# November 14, 2020

## Some additional considerations

### A month column for the storms dataframe

It will be easier to create graphics based on data for specific months if we add a column to the `storms` dataset that gives the month the storm formed in.

This will be easier to parse if we make the `date` column in `positions` a datetime variable, which we should've done to begin with.

In [9]:
import pandas as pd

positions = pd.read_csv("../data/02_intermediate/Atlantic_positions.csv")
storms = pd.read_csv("../data/02_intermediate/Atlantic_storms.csv")

month_formed = []

positions["date"] = pd.to_datetime(positions["date"], format = "%Y%m%d")

for stormID in storms["stormID"]:
    
    months = positions[positions["stormID"] == stormID]["date"].dt.month
    
    monthslist = months.tolist()
    
    month_formed.append(monthslist[0])

storms["month_formed"] = pd.Series(month_formed)

storms.head()

Unnamed: 0,stormID,name,numPositions,year,month_formed
0,AL011851,UNNAMED,14,1851,6
1,AL021851,UNNAMED,1,1851,7
2,AL031851,UNNAMED,1,1851,7
3,AL041851,UNNAMED,49,1851,8
4,AL051851,UNNAMED,16,1851,9


This looks like it worked, but let's check a few cases farther down the storm list to make sure.

In [16]:
storms[storms["year"] >= 2017]

Unnamed: 0,stormID,name,numPositions,year,month_formed
1839,AL012017,ARLENE,27,2017,4
1840,AL022017,BRET,9,2017,6
1841,AL032017,CINDY,20,2017,6
1842,AL042017,FOUR,9,2017,7
1843,AL052017,DON,7,2017,7
1844,AL062017,EMILY,11,2017,7
1845,AL072017,FRANKLIN,18,2017,8
1846,AL082017,GERT,28,2017,8
1847,AL092017,HARVEY,74,2017,8
1848,AL112017,IRMA,66,2017,8


Seems like this should be right, then!

I'll add this code into the data cleaning function and run it again.

### Web scraping for latest version of dataset

I ran into the issue earlier of the filename changing with each new version of the dataset. However, the link to this dataset is always hosted at the same location on the NHC Data Archive page. So, by employing a simple web scraper using BeautifulSoup I can convert the data download function to always download the latest version.

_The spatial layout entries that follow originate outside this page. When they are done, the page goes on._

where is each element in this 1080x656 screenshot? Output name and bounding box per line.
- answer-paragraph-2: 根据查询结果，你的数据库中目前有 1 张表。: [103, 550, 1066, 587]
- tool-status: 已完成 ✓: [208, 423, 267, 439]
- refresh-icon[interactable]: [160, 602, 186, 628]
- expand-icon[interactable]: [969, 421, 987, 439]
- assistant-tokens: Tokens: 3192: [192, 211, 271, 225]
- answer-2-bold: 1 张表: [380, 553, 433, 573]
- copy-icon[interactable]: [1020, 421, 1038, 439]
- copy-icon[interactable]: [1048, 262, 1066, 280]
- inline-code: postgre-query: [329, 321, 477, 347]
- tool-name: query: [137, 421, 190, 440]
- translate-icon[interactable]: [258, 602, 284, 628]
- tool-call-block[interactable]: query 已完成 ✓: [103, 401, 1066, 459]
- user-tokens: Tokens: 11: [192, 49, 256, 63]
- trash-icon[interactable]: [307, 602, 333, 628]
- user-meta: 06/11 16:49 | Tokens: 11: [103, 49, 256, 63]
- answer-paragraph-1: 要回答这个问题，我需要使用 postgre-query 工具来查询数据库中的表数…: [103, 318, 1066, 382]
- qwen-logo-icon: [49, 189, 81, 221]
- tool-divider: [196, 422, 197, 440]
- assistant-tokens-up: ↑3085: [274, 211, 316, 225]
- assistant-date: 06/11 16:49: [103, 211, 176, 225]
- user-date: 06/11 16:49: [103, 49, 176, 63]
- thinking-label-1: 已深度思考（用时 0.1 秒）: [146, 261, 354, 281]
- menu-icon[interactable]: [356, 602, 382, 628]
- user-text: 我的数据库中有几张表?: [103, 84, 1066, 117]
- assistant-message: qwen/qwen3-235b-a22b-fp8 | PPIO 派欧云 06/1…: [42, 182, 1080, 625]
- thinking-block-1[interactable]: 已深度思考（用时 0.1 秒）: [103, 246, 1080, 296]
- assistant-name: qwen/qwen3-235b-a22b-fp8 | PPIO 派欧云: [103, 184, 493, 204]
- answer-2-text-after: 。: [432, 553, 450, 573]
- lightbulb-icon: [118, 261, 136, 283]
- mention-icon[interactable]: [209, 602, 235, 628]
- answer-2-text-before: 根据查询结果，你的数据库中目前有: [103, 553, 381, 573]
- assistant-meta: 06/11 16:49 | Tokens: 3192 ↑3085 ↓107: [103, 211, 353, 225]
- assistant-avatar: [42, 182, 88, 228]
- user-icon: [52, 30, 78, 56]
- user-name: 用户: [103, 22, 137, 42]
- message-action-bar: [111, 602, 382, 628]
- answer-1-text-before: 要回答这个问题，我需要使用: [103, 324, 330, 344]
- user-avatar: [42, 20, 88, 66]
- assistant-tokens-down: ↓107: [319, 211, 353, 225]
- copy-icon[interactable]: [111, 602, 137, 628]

There's really no need to use a historical version of the dataset as rows newer than desired can just be excluded as a subset.

In [17]:
import os, sys
import pandas as pd

import requests
from bs4 import BeautifulSoup

root_dir = os.path.join(os.getcwd(), '..')
sys.path.append(root_dir)

def download_atlantic_hurdat_raw(dest_filename = "Atlantic"):
    
    URL = "https://www.nhc.noaa.gov/data/"
    r = requests.get(URL)

    soup = BeautifulSoup(r.content, 'html5lib')

    for element in soup.find_all('span'):
        if "Atlantic hurricane database (HURDAT2)" in element.text:
            target = element
    
    source = ("https://www.nhc.noaa.gov") + (target.next_sibling.next_sibling.attrs['href'])

    download_dataset = pd.read_csv(source, header = None, names = list(range(0, 20)))

    download_dataset.to_csv(f"../data/01_raw/{dest_filename}.csv", 
                            header = False, index = False)

    print(f"Downloaded data to /data/01_raw/{dest_filename}.csv")
    
    # Show the newly downloaded dataset
    return download_dataset.head()

In [18]:
download_atlantic_hurdat_raw()

Downloaded data to /data/01_raw/Atlantic.csv


Unnamed: 0,0,1,2,3,4,5,6,7,8,9,10,11,12,13,14,15,16,17,18,19
0,AL011851,UNNAMED,14.0,,,,,,,,,,,,,,,,,
1,18510625,0000,,HU,28.0N,94.8W,80.0,-999.0,-999.0,-999.0,-999.0,-999.0,-999.0,-999.0,-999.0,-999.0,-999.0,-999.0,-999.0,-999.0
2,18510625,0600,,HU,28.0N,95.4W,80.0,-999.0,-999.0,-999.0,-999.0,-999.0,-999.0,-999.0,-999.0,-999.0,-999.0,-999.0,-999.0,-999.0
3,18510625,1200,,HU,28.0N,96.0W,80.0,-999.0,-999.0,-999.0,-999.0,-999.0,-999.0,-999.0,-999.0,-999.0,-999.0,-999.0,-999.0,-999.0
4,18510625,1800,,HU,28.1N,96.5W,80.0,-999.0,-999.0,-999.0,-999.0,-999.0,-999.0,-999.0,-999.0,-999.0,-999.0,-999.0,-999.0,-999.0


These minor changes should allow the project to be at a good state for a first push to GitHub!